Plusieurs éléments marquants pour cette nouvelle production et, tout d’abord, Laurence Janot, forte de son expérience dans le domaine de l’opérette et celui d’Offenbach – en particulier sa superbe Belle Hélène dans laquelle elle s’est illustrée à deux reprises sur cette scène – apporte son abattage exceptionnel et son jeu subtil d’actrice à cette Grande Duchesse, qu’elle chante de surcroît avec une science accomplie. Comme elle nous le confiait au sortir de la représentation : « les rôles féminins d’Offenbach sont parfois aussi complexes que ceux d’un grand opéra ». Les propos de Laurence Janot sont d’autant plus légitimes venant d’une interprète qui s’est confrontée à des emplois tels que Lucia dans Lucia di Lammermoor de Donizetti, Elvira dans Les Puritains de Bellini ou encore Violetta dans La Traviata de Verdi
Et le deuxième élément fondamental repose sur la mise en scène de Yves Coudray dont on ne cesse d’admirer le travail au fil des années. Un artiste qui sait absolument tout faire, en passant de la comédie à la mise en scène d’opéras comme ce fut le cas dans La Damnation de Faust à l’Opéra de Nice en 2011 avec Samuel Ramey, ou comme ce le sera encore dans La Traviata à l’Opéra de Marseille, tout en étant par ailleurs capable d’interpréter un large répertoire et des rôles diversifiés. On se souvient notamment de sa prestation dans Un soir de réveillon de Raoul Moretti en 2013 à l’Odéon où il incarnait Gérard Cardoval aux côtés d’un Franck T’Hézan en truculent Honoré à la verve inoubliable. Plus récemment Yves Coudray dessinait sur cette même scène un Charlot aussi fin que pittoresque dans Un de La Canebière.

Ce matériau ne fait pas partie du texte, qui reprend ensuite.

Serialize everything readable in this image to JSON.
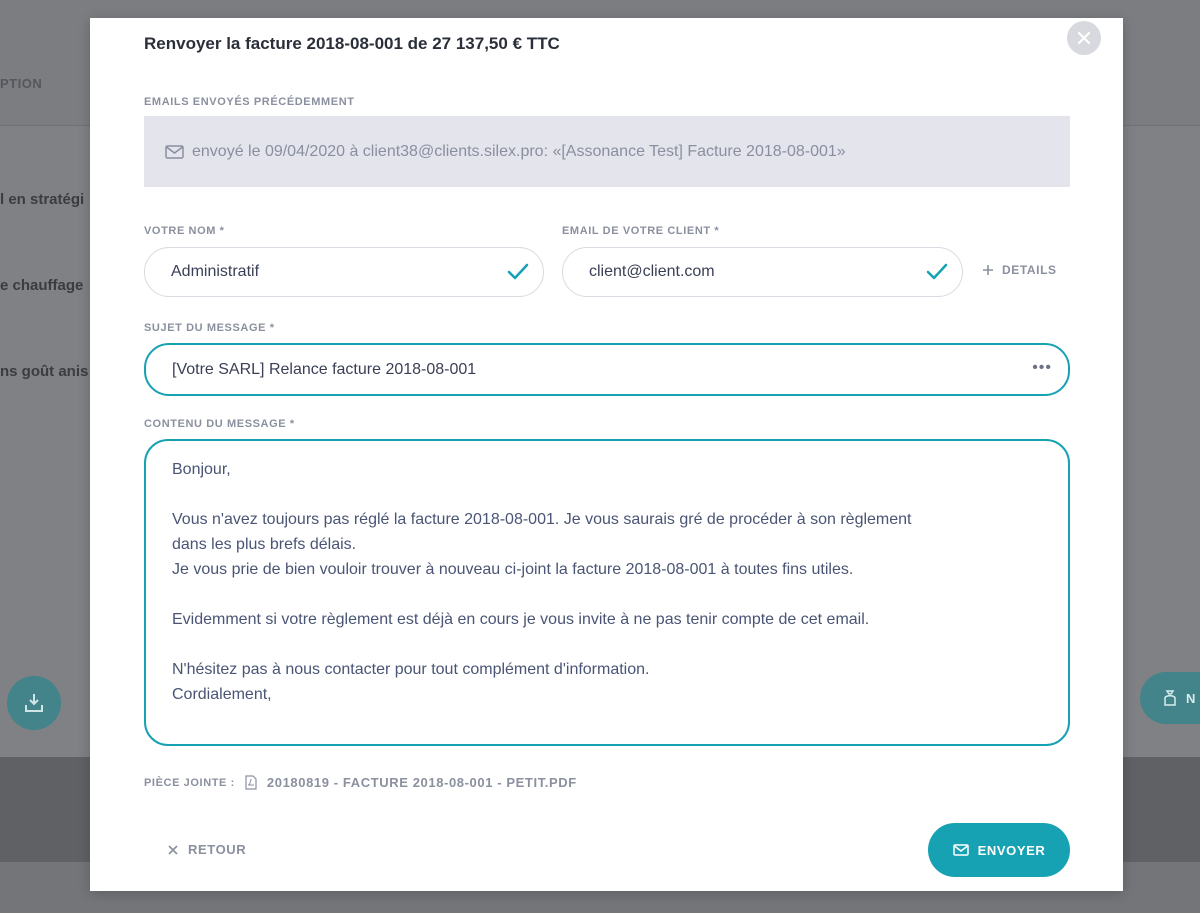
{
  "background": {
    "column_label": "PTION",
    "rows": [
      "l en stratégi",
      "e chauffage",
      "ns goût anis"
    ],
    "right_button_label": "N"
  },
  "modal": {
    "title": "Renvoyer la facture 2018-08-001 de 27 137,50 € TTC",
    "close_icon": "close-icon",
    "sent_section": {
      "label": "EMAILS ENVOYÉS PRÉCÉDEMMENT",
      "entry_icon": "envelope-icon",
      "entry_text": "envoyé le 09/04/2020 à client38@clients.silex.pro:  «[Assonance Test] Facture 2018-08-001»"
    },
    "name_field": {
      "label": "VOTRE NOM *",
      "value": "Administratif",
      "icon": "check-icon"
    },
    "client_email_field": {
      "label": "EMAIL DE VOTRE CLIENT *",
      "value": "client@client.com",
      "icon": "check-icon"
    },
    "details_link": {
      "label": "DETAILS",
      "icon": "plus-icon"
    },
    "subject_field": {
      "label": "SUJET DU MESSAGE *",
      "value": "[Votre SARL] Relance facture 2018-08-001",
      "more": "•••"
    },
    "content_field": {
      "label": "CONTENU DU MESSAGE *",
      "lines": [
        "Bonjour,",
        "",
        "Vous n'avez toujours pas réglé la facture 2018-08-001. Je vous saurais gré de procéder à son règlement",
        "dans les plus brefs délais.",
        "Je vous prie de bien vouloir trouver à nouveau ci-joint la facture 2018-08-001 à toutes fins utiles.",
        "",
        "Evidemment si votre règlement est déjà en cours je vous invite à ne pas tenir compte de cet email.",
        "",
        "N'hésitez pas à nous contacter pour tout complément d'information.",
        "Cordialement,"
      ]
    },
    "attachment": {
      "label": "PIÈCE JOINTE :",
      "icon": "pdf-file-icon",
      "filename": "20180819 - FACTURE 2018-08-001 - PETIT.PDF"
    },
    "back_button": {
      "label": "RETOUR",
      "icon": "close-x-icon"
    },
    "send_button": {
      "label": "ENVOYER",
      "icon": "envelope-icon"
    }
  },
  "colors": {
    "accent": "#17a2b3",
    "muted_text": "#8a909e",
    "sent_box_bg": "#e3e4ec"
  }
}
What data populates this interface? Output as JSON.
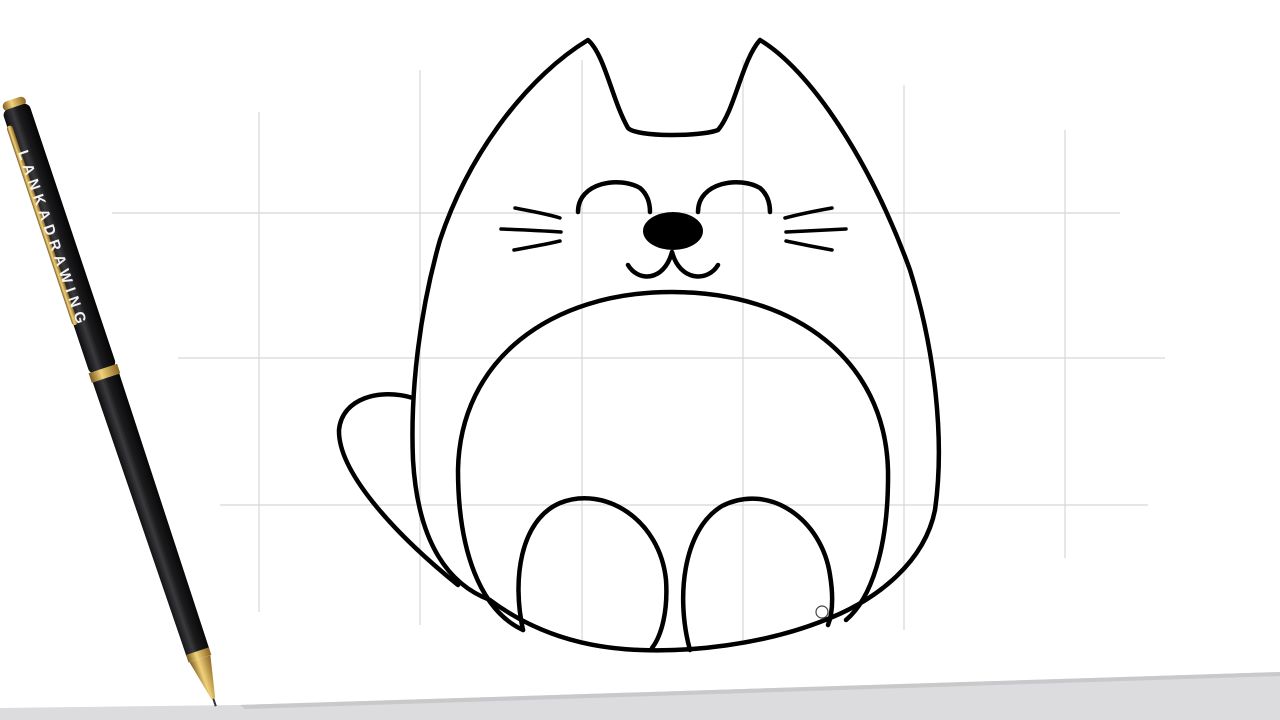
{
  "pen": {
    "brand_text": "LANKADRAWING",
    "body_color": "#1b1b1d",
    "trim_color": "#c9a24a"
  },
  "paper": {
    "background_color": "#ffffff",
    "grid_color": "#d7d7d7",
    "drawing_stroke_color": "#000000"
  },
  "drawing": {
    "subject": "cat-icon"
  }
}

Appuyé sur des décors aussi évocateurs que fonctionnels, il mène cette alerte troupe de La Grande Duchesse de Gerolstein d’une main de maître avec une précision d’orfèvre d’autant qu’il dirigea pendant une dizaine d’années le Festival d’Étretat consacré à Offenbach.
Il est vrai également que la distribution est de premier ordre avec Pierre-Antoine Chaumien qui incarne un Fritz aussi drôle que benêt, entouré de spécialistes de pareil ouvrage, comme Alfred Bironien en Prince Paul particulièrement sonore, de l’inénarrable Dominique Desmons qui passe précisément du Prince Paul, qu’il incarnait à l’Odéon en 2011, au Baron Puck avec l’humour qu’il sait parfaitement manier sans oublier, dans le Général Boum, Franck Leguérinel dont on connait l’exceptionnelle carrière et qui récemment avait endossé l’habit du baron de La Vie Parisienne dans la version originelle d’avant censure mise en scène par Christian Lacroix et produite par le Palazzetto Bru Zane (qui a fait l’objet de l’enregistrement d’un dvd sous son label et celui de la firme Naxos). Il faut encore citer dans la naïve Wanda, Julia Knecht qui après Trois de la Marine à l’Odéon en novembre 2022 avait été engagé le mois suivant pour Adèle de La Chauve-souris à l’Opéra de Gênes. Une mention spéciale pour Jean- Christophe Born qui parvient à traduire, avec talent, l’impassible baron Grog dont le livret nous fait comprendre que, « sympathique comme une porte de prison », il demeure insensible à tous sentiments. Antoine Bonelli, met sa faconde habituelle au service d’un pittoresque Népomuc.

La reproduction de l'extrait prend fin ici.